Developing an Action Plan

Quitting smoking can be difficult to do. One of the keys to quitting smoking is developing an action plan. The following is one action plan that you may find helpful:
 
Step 1: Get Ready to Quit
Set a target date to quit. You might want to pick a day that is usually less stressful (such as a weekend or day when you're not working).
 
Suppose you've decided to quit this coming Saturday. Write down, "I will quit smoking Saturday." Ask a family member or friend to sign it. Don't forget a little positive reinforcement.
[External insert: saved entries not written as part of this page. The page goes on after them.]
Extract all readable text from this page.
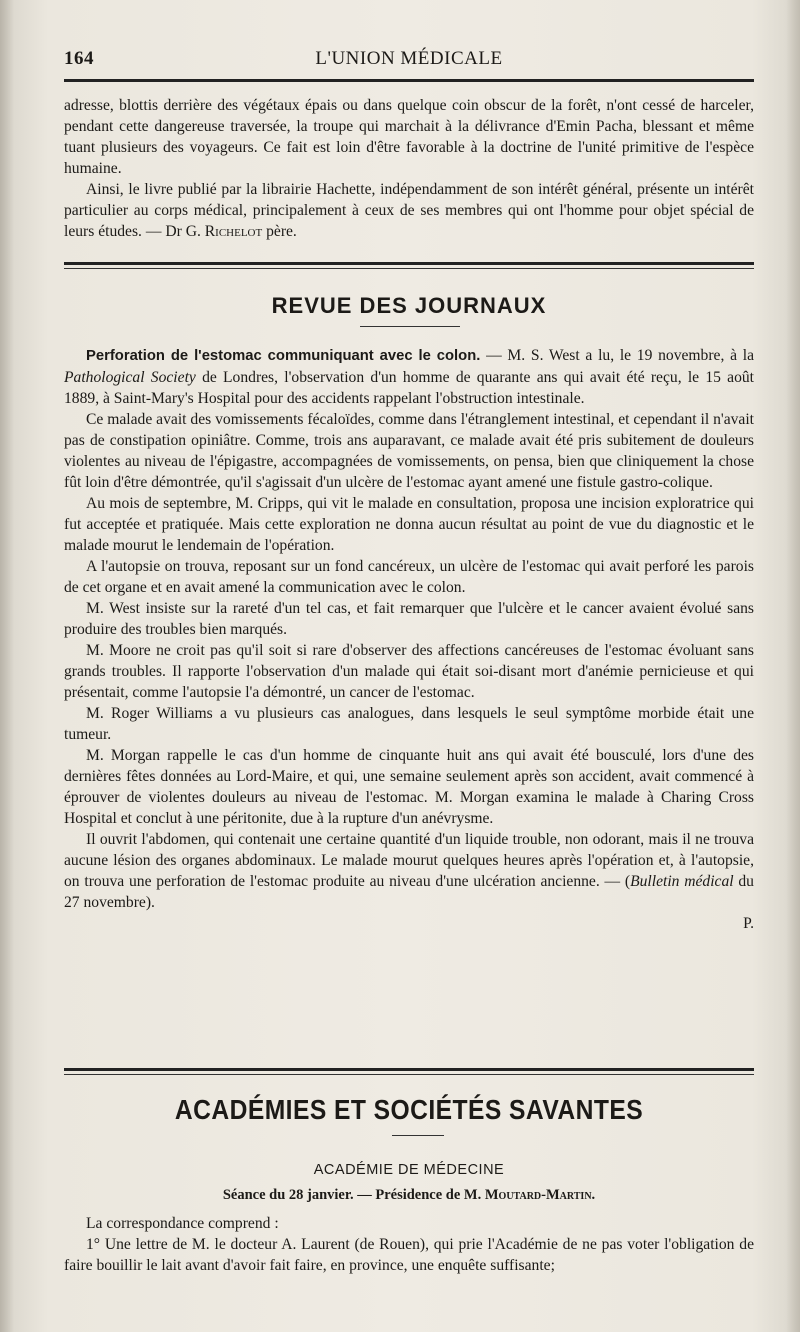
164	L'UNION MÉDICALE

adresse, blottis derrière des végétaux épais ou dans quelque coin obscur de la forêt, n'ont cessé de harceler, pendant cette dangereuse traversée, la troupe qui marchait à la délivrance d'Emin Pacha, blessant et même tuant plusieurs des voyageurs. Ce fait est loin d'être favorable à la doctrine de l'unité primitive de l'espèce humaine.

Ainsi, le livre publié par la librairie Hachette, indépendamment de son intérêt général, présente un intérêt particulier au corps médical, principalement à ceux de ses membres qui ont l'homme pour objet spécial de leurs études. — Dr G. Richelot père.

REVUE DES JOURNAUX

Perforation de l'estomac communiquant avec le colon. — M. S. West a lu, le 19 novembre, à la Pathological Society de Londres, l'observation d'un homme de quarante ans qui avait été reçu, le 15 août 1889, à Saint-Mary's Hospital pour des accidents rappelant l'obstruction intestinale.

Ce malade avait des vomissements fécaloïdes, comme dans l'étranglement intestinal, et cependant il n'avait pas de constipation opiniâtre. Comme, trois ans auparavant, ce malade avait été pris subitement de douleurs violentes au niveau de l'épigastre, accompagnées de vomissements, on pensa, bien que cliniquement la chose fût loin d'être démontrée, qu'il s'agissait d'un ulcère de l'estomac ayant amené une fistule gastro-colique.

Au mois de septembre, M. Cripps, qui vit le malade en consultation, proposa une incision exploratrice qui fut acceptée et pratiquée. Mais cette exploration ne donna aucun résultat au point de vue du diagnostic et le malade mourut le lendemain de l'opération.

A l'autopsie on trouva, reposant sur un fond cancéreux, un ulcère de l'estomac qui avait perforé les parois de cet organe et en avait amené la communication avec le colon.

M. West insiste sur la rareté d'un tel cas, et fait remarquer que l'ulcère et le cancer avaient évolué sans produire des troubles bien marqués.

M. Moore ne croit pas qu'il soit si rare d'observer des affections cancéreuses de l'estomac évoluant sans grands troubles. Il rapporte l'observation d'un malade qui était soi-disant mort d'anémie pernicieuse et qui présentait, comme l'autopsie l'a démontré, un cancer de l'estomac.

M. Roger Williams a vu plusieurs cas analogues, dans lesquels le seul symptôme morbide était une tumeur.

M. Morgan rappelle le cas d'un homme de cinquante huit ans qui avait été bousculé, lors d'une des dernières fêtes données au Lord-Maire, et qui, une semaine seulement après son accident, avait commencé à éprouver de violentes douleurs au niveau de l'estomac. M. Morgan examina le malade à Charing Cross Hospital et conclut à une péritonite, due à la rupture d'un anévrysme.

Il ouvrit l'abdomen, qui contenait une certaine quantité d'un liquide trouble, non odorant, mais il ne trouva aucune lésion des organes abdominaux. Le malade mourut quelques heures après l'opération et, à l'autopsie, on trouva une perforation de l'estomac produite au niveau d'une ulcération ancienne. — (Bulletin médical du 27 novembre).

P.
ACADÉMIES ET SOCIÉTÉS SAVANTES
ACADÉMIE DE MÉDECINE
Séance du 28 janvier. — Présidence de M. Moutard-Martin.

La correspondance comprend :

1° Une lettre de M. le docteur A. Laurent (de Rouen), qui prie l'Académie de ne pas voter l'obligation de faire bouillir le lait avant d'avoir fait faire, en province, une enquête suffisante;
For example, reward yourself with some new music or books for every week that you're not smoking.
 
Step 2: Survive "Day One"
Throw out all of your cigarettes, ashtrays, and matches. Do something that you enjoy to take your mind off smoking, such as going to a movie or shopping at the mall.
 
Step 3: Determine What Makes You Want to Smoke
Think about your smoking "triggers" -- the events or situations that make you want to smoke. Perhaps your worst times are while you are on the phone or after dinner.
 
Step 4: Find New Habits
You know that you tend to smoke when you get stressed, so you have decided to try some new deep breathing exercises instead.
 
Step 5: Keep Busy
Consider starting a new walking club at work so that you are all set to not smoke on your lunch break. Keep your mouth distracted with healthy snacks (such as carrot sticks) or a pack of gum.
 
Step 6: Know What to Expect
Unfortunately, you might experience headaches, irritability, tiredness, constipation, or trouble concentrating. These might be unpleasant, but keep reminding yourself that these are signs that your body is recovering from smoking. The good news is that most symptoms end within four weeks.